Alles loopt op zijn einde. Wees daarom kalm en nuchter, anders kunt u niet bidden. En bovenal moet u elkaar blijven liefhebben, de liefde bedekt immers heel veel zonden.

Mattheüs 27:57-66

57 Bij het invallen van de avond ging een zekere Jozef van Arimathea, een rijk man en leerling van Jezus, naar Pilatus toe. 58 Hij vroeg hem om het lichaam van Jezus. Pilatus zei dat hij het mocht hebben. 59 Jozef nam het lichaam en wikkelde het in nieuw, schoon linnen. 60 Daarna legde hij het in een nieuw graf dat hij pas in de rotsen had laten uithakken. Hij rolde een grote steen voor de ingang en ging weg. 61 Maria van Magdala en de andere Maria zaten tegenover het graf.

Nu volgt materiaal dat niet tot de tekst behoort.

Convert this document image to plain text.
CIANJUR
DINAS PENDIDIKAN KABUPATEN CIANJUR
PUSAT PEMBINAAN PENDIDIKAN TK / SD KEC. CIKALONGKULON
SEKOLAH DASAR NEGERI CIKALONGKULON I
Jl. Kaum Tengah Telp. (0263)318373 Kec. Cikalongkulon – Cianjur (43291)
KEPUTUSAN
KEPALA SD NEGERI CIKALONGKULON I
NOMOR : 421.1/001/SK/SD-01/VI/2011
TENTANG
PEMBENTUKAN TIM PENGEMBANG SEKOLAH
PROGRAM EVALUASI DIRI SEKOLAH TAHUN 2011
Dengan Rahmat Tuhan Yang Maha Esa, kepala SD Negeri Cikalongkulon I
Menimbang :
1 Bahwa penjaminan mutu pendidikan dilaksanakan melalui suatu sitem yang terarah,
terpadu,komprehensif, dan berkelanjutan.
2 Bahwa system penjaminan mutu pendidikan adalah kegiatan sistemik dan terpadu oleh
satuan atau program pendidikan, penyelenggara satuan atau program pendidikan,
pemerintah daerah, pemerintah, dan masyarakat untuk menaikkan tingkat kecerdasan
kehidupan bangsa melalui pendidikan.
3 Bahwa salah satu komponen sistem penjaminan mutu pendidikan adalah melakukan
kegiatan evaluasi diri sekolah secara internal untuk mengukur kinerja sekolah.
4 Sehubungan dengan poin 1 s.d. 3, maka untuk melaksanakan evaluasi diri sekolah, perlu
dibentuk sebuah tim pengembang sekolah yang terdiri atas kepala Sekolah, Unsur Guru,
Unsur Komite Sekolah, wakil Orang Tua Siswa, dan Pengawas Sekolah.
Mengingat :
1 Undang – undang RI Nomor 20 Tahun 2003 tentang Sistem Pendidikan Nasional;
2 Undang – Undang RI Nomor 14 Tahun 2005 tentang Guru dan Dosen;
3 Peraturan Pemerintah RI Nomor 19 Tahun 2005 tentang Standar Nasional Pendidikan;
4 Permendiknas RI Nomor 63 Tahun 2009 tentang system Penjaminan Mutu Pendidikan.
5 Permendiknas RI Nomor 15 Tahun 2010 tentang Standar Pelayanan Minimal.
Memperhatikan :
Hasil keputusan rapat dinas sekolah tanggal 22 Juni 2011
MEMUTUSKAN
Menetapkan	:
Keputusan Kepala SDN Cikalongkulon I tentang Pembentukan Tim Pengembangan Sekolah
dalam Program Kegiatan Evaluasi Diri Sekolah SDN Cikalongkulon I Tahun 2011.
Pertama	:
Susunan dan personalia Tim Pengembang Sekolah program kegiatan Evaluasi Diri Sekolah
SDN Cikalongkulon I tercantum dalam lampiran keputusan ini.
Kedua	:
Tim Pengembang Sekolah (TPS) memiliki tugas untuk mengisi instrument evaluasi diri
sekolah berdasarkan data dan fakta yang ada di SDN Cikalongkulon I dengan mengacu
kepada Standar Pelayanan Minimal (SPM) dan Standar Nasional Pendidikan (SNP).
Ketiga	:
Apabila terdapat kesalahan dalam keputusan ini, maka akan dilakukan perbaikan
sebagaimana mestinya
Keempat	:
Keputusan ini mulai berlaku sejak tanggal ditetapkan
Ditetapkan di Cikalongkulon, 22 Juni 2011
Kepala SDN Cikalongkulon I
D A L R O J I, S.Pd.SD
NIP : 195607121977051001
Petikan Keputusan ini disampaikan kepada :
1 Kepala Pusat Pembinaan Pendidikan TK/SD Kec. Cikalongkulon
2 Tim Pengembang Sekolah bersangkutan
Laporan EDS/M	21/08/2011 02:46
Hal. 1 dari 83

62 De eerste dag van Pesach, het Joodse Paasfeest, was voorbij. De leidende priesters en de Farizeeën gingen naar Pilatus en zeiden: 63 ‘Excellentie, die bedrieger heeft eens gezegd: “Op de derde dag na mijn dood zal Ik weer levend worden.” 64 Daarom willen wij graag dat u het graf drie dagen laat bewaken. Anders zouden zijn leerlingen zijn lichaam wel eens kunnen weghalen en rondvertellen dat Hij weer levend is geworden. Als dat gebeurt, zijn de gevolgen niet te overzien.’ 65 ‘U krijgt een wacht mee,’ antwoordde Pilatus. ‘Verzegel het graf zo goed mogelijk.’ 66 Zij verzegelden de steen voor de opening van het graf en zetten er een aantal mannen bij op wacht.

Johannes 19:38-42

38 Na deze gebeurtenissen vroeg Jozef van Arimathea aan Pilatus of hij Jezusʼ lichaam mocht wegnemen. Pilatus vond het goed. Deze Jozef was een leerling van Jezus. Maar hij had er niet voor durven uitkomen, omdat hij bang was voor de Joden. Daarop haalde hij Jezusʼ lichaam van het kruis af. 39 Nikodemus, die op een nacht met Jezus was komen praten, ging met hem mee. Hij had ruim dertig kilo balsemkruiden bij zich, een mengsel van mirre en aloë.

40 De twee mannen wikkelden Jezusʼ lichaam met de geurige kruiden in linnen doeken, want dat is bij de Joden de gewoonte als ze iemand gaan begraven. 41 Niet ver van de plaats waar Jezus gekruisigd was, lag een tuin. In die tuin was een nieuw graf waarin nog nooit een dode had gelegen. 42 Omdat de zon bijna onderging en dan de sabbat zou beginnen, legden zij Jezus in dat graf.